Arling Greg, Reeves Mathew, Ross Joseph, Williams Linda S, Keyhani Salomeh, Chumbler Neale, Phipps Michael S, Roumie Christianne, Myers Laura J, Salanitro Amanda H, Ordin Diana L, Myers Jennifer, Bravata Dawn M
VHA Health Services Research and Development Stroke Quality Enhancement Research Initiative, Indianapolis, IN, USA.
Circ Cardiovasc Qual Outcomes. 2012 Jan;5(1):44-51. doi: 10.1161/CIRCOUTCOMES.111.961474. Epub 2011 Dec 6.
Reporting of quality indicators (QIs) in Veterans Health Administration Medical Centers is complicated by estimation error caused by small numbers of eligible patients per facility. We applied multilevel modeling and empirical Bayes (EB) estimation in addressing this issue in performance reporting of stroke care quality in the Medical Centers.
We studied a retrospective cohort of 3812 veterans admitted to 106 Medical Centers with ischemic stroke during fiscal year 2007. The median number of study patients per facility was 34 (range, 12-105). Inpatient stroke care quality was measured with 13 evidence-based QIs. Eligible patients could either pass or fail each indicator. Multilevel modeling of a patient's pass/fail on individual QIs was used to produce facility-level EB-estimated QI pass rates and confidence intervals. The EB estimation reduced interfacility variation in QI rates. Small facilities and those with exceptionally high or low rates were most affected. We recommended 8 of the 13 QIs for performance reporting: dysphagia screening, National Institutes of Health Stroke Scale documentation, early ambulation, fall risk assessment, pressure ulcer risk assessment, Functional Independence Measure documentation, lipid management, and deep vein thrombosis prophylaxis. These QIs displayed sufficient variation across facilities, had room for improvement, and identified sites with performance that was significantly above or below the population average. The remaining 5 QIs were not recommended because of too few eligible patients or high pass rates with little variation.

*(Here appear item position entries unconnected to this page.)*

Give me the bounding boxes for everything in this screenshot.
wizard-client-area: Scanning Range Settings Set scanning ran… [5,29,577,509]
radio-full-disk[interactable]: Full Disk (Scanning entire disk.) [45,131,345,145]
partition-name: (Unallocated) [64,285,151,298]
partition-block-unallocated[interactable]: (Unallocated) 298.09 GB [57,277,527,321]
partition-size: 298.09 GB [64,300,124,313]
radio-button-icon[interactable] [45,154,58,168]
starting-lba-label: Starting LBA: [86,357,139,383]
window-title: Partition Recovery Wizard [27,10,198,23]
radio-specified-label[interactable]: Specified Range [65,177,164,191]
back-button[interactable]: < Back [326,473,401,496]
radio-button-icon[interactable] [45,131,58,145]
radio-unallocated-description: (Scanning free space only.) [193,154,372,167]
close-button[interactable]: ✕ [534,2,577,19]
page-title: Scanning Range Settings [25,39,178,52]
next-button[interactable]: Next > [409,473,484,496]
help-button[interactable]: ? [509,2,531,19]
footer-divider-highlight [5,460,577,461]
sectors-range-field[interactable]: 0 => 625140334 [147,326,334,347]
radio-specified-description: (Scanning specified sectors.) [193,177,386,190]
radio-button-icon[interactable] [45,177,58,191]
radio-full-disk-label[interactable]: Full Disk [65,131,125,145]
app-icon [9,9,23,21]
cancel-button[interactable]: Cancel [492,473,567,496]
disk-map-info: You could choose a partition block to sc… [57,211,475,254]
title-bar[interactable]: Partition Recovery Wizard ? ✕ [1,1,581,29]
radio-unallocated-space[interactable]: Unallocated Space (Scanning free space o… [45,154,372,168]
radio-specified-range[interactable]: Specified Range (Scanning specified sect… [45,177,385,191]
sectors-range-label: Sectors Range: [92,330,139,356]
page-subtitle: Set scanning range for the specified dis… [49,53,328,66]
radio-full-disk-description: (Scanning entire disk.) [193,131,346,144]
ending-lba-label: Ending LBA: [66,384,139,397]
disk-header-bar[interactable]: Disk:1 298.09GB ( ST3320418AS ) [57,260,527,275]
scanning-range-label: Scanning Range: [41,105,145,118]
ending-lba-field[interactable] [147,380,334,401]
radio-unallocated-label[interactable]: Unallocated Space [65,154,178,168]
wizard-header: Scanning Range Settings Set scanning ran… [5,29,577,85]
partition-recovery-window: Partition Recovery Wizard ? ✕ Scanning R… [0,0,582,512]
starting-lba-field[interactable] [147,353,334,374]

Considerations of statistical uncertainty should inform the choice of QIs and their application to performance reporting.
退伍军人健康管理局医疗中心的质量指标(QIs)报告因每个机构符合条件的患者数量较少导致的估计误差而变得复杂。我们应用多水平建模和经验贝叶斯(EB)估计来解决医疗中心中风护理质量绩效报告中的这一问题。
我们研究了2007财年入住106家医疗中心的3812名缺血性中风退伍军人的回顾性队列。每个机构研究患者的中位数为34名(范围为12 - 105名)。住院中风护理质量通过13个基于证据的质量指标进行衡量。符合条件的患者在每个指标上可能通过或未通过。对患者在各个质量指标上的通过/未通过情况进行多水平建模,以产生机构层面的EB估计质量指标通过率和置信区间。EB估计减少了质量指标率的机构间差异。小机构以及那些率特别高或低的机构受影响最大。我们推荐13个质量指标中的8个用于绩效报告:吞咽困难筛查、美国国立卫生研究院卒中量表记录、早期活动、跌倒风险评估、压疮风险评估、功能独立性测量记录、血脂管理和深静脉血栓预防。这些质量指标在各机构间显示出足够的差异,有改进的空间,并识别出绩效显著高于或低于总体平均水平的机构。其余5个质量指标由于符合条件的患者过少或通过率高且差异小而不被推荐。
统计不确定性的考量应指导质量指标的选择及其在绩效报告中的应用。